We could also use that Draft list to slap together the beginnings of an all-time Directional Michigan team, if so inclined.

Football history

So let's say Directional Michigan had been established decades ago. If it had resources along the way comparable to what we've given it here, it would've produced the MAC's best all-time program. But if we based it on the individual histories of each school, maybe not by all that much.

Going back and simulating every season would turn up more accurate (and probably more complimentary) results, but using the combined best seasons of the three schools gives us a baseline.

Directional Michigan would probably have at least 10 all-time MAC championships, based on the 10 won by Central, Eastern, and Western. That's as many as anybody else since 1966 (Toledo has 10) and the most since 1979 (nine), but fewer all-time than Miami, which has 15.

As for FBS bowl games, Central has three wins in seven tries. Eastern won its only attempt, in 1987. Western is 0-4. If we combine their bowl records into one (which does require jamming some of their bowl trips into different years) ...
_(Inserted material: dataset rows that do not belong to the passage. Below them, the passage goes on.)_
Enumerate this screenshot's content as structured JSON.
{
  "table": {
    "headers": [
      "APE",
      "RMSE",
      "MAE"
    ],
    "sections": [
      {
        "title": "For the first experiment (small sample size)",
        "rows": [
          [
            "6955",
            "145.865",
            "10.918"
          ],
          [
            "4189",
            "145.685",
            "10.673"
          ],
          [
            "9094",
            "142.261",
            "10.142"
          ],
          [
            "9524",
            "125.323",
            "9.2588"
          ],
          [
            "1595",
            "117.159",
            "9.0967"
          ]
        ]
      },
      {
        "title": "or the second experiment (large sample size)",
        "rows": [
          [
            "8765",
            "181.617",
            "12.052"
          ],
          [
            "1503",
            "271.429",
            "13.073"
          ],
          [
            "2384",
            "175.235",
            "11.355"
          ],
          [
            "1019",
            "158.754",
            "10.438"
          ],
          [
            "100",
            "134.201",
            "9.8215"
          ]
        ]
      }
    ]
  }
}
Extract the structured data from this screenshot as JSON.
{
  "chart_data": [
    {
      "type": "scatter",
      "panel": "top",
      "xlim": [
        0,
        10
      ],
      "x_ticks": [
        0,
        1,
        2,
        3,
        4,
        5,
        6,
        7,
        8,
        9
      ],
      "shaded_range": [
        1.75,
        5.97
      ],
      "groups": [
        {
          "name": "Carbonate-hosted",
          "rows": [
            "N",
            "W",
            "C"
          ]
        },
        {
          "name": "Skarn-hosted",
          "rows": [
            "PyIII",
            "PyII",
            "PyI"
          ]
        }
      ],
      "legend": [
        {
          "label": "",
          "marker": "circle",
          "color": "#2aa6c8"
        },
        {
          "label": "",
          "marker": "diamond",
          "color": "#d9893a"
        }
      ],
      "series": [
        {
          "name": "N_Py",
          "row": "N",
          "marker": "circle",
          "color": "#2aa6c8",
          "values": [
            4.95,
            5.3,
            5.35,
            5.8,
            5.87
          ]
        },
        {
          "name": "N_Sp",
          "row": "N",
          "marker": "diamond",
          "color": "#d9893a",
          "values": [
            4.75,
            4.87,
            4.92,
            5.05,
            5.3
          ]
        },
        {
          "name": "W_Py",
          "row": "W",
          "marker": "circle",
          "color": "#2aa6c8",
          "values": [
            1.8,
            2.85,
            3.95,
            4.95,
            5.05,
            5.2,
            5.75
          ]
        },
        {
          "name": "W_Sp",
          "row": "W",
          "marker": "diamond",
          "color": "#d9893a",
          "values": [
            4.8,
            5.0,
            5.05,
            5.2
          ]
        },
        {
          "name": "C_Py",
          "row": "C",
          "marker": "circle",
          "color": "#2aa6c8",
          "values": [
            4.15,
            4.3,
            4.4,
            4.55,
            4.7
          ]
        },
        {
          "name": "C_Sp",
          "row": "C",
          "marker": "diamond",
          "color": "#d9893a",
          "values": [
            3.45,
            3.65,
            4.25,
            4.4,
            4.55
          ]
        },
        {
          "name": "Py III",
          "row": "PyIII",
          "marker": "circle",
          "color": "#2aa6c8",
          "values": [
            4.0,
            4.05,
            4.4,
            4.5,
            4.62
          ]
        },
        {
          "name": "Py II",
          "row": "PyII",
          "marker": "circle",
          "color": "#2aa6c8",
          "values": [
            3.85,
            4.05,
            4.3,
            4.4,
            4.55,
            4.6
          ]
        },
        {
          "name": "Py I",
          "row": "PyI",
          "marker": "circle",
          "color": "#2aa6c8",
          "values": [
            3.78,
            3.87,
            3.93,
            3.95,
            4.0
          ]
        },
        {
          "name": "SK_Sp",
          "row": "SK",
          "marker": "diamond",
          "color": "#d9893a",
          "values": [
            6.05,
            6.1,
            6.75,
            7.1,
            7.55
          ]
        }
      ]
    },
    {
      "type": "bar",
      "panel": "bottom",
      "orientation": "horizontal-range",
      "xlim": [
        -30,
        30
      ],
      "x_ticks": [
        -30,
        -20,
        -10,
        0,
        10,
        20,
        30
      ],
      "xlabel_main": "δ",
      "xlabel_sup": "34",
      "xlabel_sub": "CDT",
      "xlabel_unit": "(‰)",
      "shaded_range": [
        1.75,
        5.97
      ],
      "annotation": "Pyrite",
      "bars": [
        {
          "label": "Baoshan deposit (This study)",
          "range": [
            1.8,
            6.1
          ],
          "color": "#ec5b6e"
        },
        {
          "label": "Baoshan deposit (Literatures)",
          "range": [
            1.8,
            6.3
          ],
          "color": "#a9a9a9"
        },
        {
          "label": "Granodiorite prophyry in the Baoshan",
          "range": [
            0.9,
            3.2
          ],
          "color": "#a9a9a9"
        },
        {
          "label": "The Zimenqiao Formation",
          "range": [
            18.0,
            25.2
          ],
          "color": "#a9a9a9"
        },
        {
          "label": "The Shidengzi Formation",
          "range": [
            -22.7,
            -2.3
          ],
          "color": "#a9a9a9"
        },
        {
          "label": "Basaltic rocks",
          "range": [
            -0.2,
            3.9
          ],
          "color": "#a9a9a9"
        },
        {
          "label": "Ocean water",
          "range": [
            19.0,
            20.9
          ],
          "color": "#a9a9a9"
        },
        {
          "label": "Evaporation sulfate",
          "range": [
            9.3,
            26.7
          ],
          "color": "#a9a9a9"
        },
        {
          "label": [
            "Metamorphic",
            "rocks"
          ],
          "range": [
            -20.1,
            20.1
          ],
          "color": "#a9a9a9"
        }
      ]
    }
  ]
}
2012 Little Caesars Bowl win
2011 Little Caesars Bowl loss
2010 GMAC Bowl win
2009 Motor City Bowl loss
2008 Texas Bowl loss
2007 Motor City Bowl loss
2006 International Bowl loss
2005 Motor City Bowl win
1994 Las Vegas Bowl loss
1990 California Bowl loss
1988 California Bowl loss
1987 California Bowl win

... we'd likely have at least a 4-8 all-time bowl record, which isn't too bad. In terms of both trips and wins, it's about on par with 4-9 Nevada or 3-9 Iowa State and better than, say, 3-9 Duke or 2-7 Northwestern. And a seven-year bowl streak emerges, which is actually really hard to do.

Directional Michigan would likely at least tie with Bowling Green and NIU for all-time bowl wins and more bowl trips than any other MAC school besides Toledo, which has 13.

Also, Directional Michigan would have won every Michigan MAC Trophy ever.